One trick Grim suggests for getting out of your usual headspace: When you take your next flight, pick up a magazine you’ve never read before in the airport bookstore. Look for trends or issues that might be relevant to your work or industry.
A healthy amount of skepticism is valuable when scanning. Be wary of overly enthusiastic sources that don’t account for potential road blocks to change or anecdotal or single-sourced “trends” that don’t provide data to back up predictions. But don’t discount potential changes because they don’t align with your hopes or views. Instead, remain open to new possibilities, even if they seem unlikely to you.
Once you’ve started collecting information, the challenge is to track what you’ve found to identify the overarching issues. Tracking doesn’t have to be complicated—you can use an Excel sheet or a Word file of links. Rohit Bhargava, who spoke at ASAE’s 2018 Associations @ Work Conference, tracks trends with sticky notes and pages ripped from magazines. If you do a lot of your scanning and research online—Google is your friend for scanning purposes—Grim recommends bookmarking tools like Diigo, Pinboard, Pocket, or Evernote.

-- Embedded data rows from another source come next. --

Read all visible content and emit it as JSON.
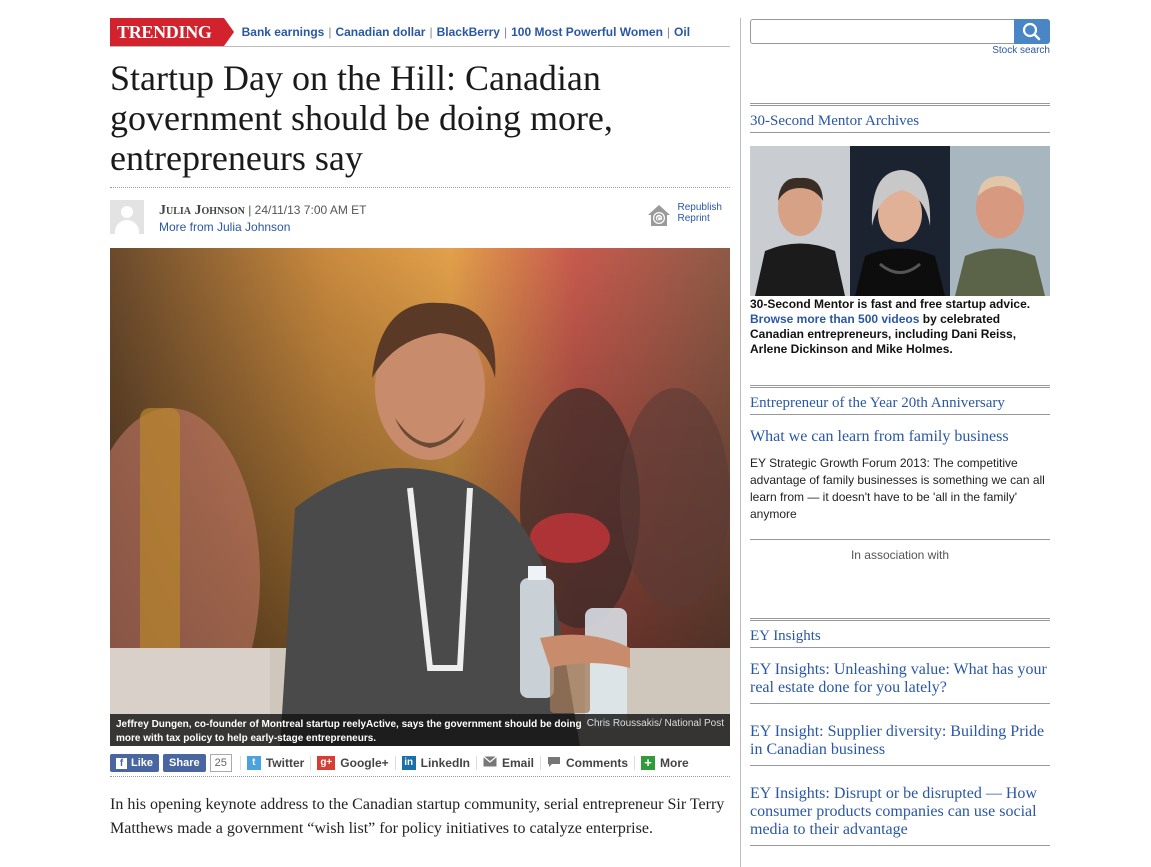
{
  "trending": {
    "badge": "TRENDING",
    "links": [
      "Bank earnings",
      "Canadian dollar",
      "BlackBerry",
      "100 Most Powerful Women",
      "Oil"
    ],
    "separator": "|"
  },
  "article": {
    "headline": "Startup Day on the Hill: Canadian government should be doing more, entrepreneurs say",
    "author": "Julia Johnson",
    "datetime": "| 24/11/13 7:00 AM ET",
    "more_from": "More from Julia Johnson",
    "republish": "Republish",
    "reprint": "Reprint",
    "caption": "Jeffrey Dungen, co-founder of Montreal startup reelyActive, says the government should be doing more with tax policy to help early-stage entrepreneurs.",
    "credit": "Chris Roussakis/ National Post",
    "body": "In his opening keynote address to the Canadian startup community, serial entrepreneur Sir Terry Matthews made a government “wish list” for policy initiatives to catalyze enterprise."
  },
  "share": {
    "like": "Like",
    "share": "Share",
    "count": "25",
    "twitter": "Twitter",
    "google": "Google+",
    "linkedin": "LinkedIn",
    "email": "Email",
    "comments": "Comments",
    "more": "More"
  },
  "sidebar": {
    "search_placeholder": "",
    "stock_search": "Stock search",
    "mentor": {
      "title": "30-Second Mentor Archives",
      "line1": "30-Second Mentor is fast and free startup advice.",
      "link": "Browse more than 500 videos",
      "line2": " by celebrated Canadian entrepreneurs, including Dani Reiss, Arlene Dickinson and Mike Holmes."
    },
    "ey_year": {
      "title": "Entrepreneur of the Year 20th Anniversary",
      "link": "What we can learn from family business",
      "desc": "EY Strategic Growth Forum 2013: The competitive advantage of family businesses is something we can all learn from — it doesn't have to be 'all in the family' anymore",
      "assoc": "In association with"
    },
    "ey_insights": {
      "title": "EY Insights",
      "items": [
        "EY Insights: Unleashing value: What has your real estate done for you lately?",
        "EY Insight: Supplier diversity: Building Pride in Canadian business",
        "EY Insights: Disrupt or be disrupted — How consumer products companies can use social media to their advantage"
      ]
    }
  },
  "colors": {
    "trending_red": "#d2222d",
    "link_blue": "#2a57a5",
    "facebook": "#4a66a0",
    "search_button": "#4a86c5"
  }
}
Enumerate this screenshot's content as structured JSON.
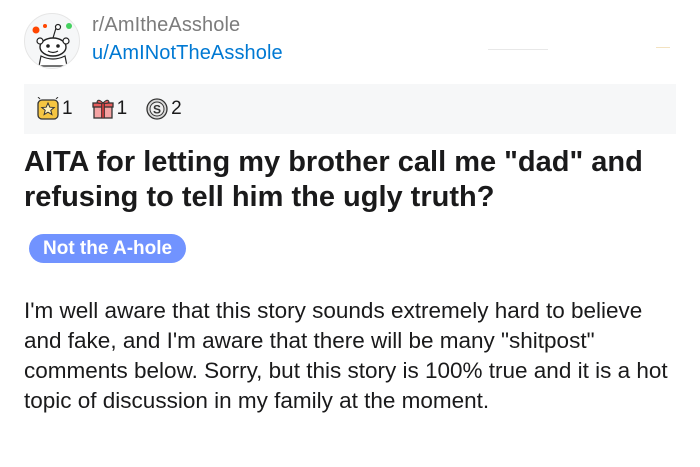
{
  "post": {
    "subreddit": "r/AmItheAsshole",
    "author": "u/AmINotTheAsshole",
    "awards": [
      {
        "icon": "star-award-icon",
        "count": "1"
      },
      {
        "icon": "gift-award-icon",
        "count": "1"
      },
      {
        "icon": "silver-coin-icon",
        "count": "2"
      }
    ],
    "title": "AITA for letting my brother call me \"dad\" and refusing to tell him the ugly truth?",
    "flair": "Not the A-hole",
    "body": "I'm well aware that this story sounds extremely hard to believe and fake, and I'm aware that there will be many \"shitpost\" comments below. Sorry, but this story is 100% true and it is a hot topic of discussion in my family at the moment."
  },
  "colors": {
    "link": "#0079d3",
    "muted": "#7c7c7c",
    "flair_bg": "#7193ff",
    "awards_bg": "#f6f7f8"
  }
}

Whichever methods you choose to use, make sure you store your findings in a way that makes it easy for you to find them, organize them according to your interests and concerns, and share your conclusions with others.
Scanning can be time consuming, but the reward for diligence is being better prepared for the future. Getting into the mindset of a futurist makes your scanning more deliberate, broader, and action-oriented. But if this approach poses a challenge, ASAE ForesightWorks provides a shortcut—the program’s scanning efforts identified the most significant drivers of change to be aware of and respond to.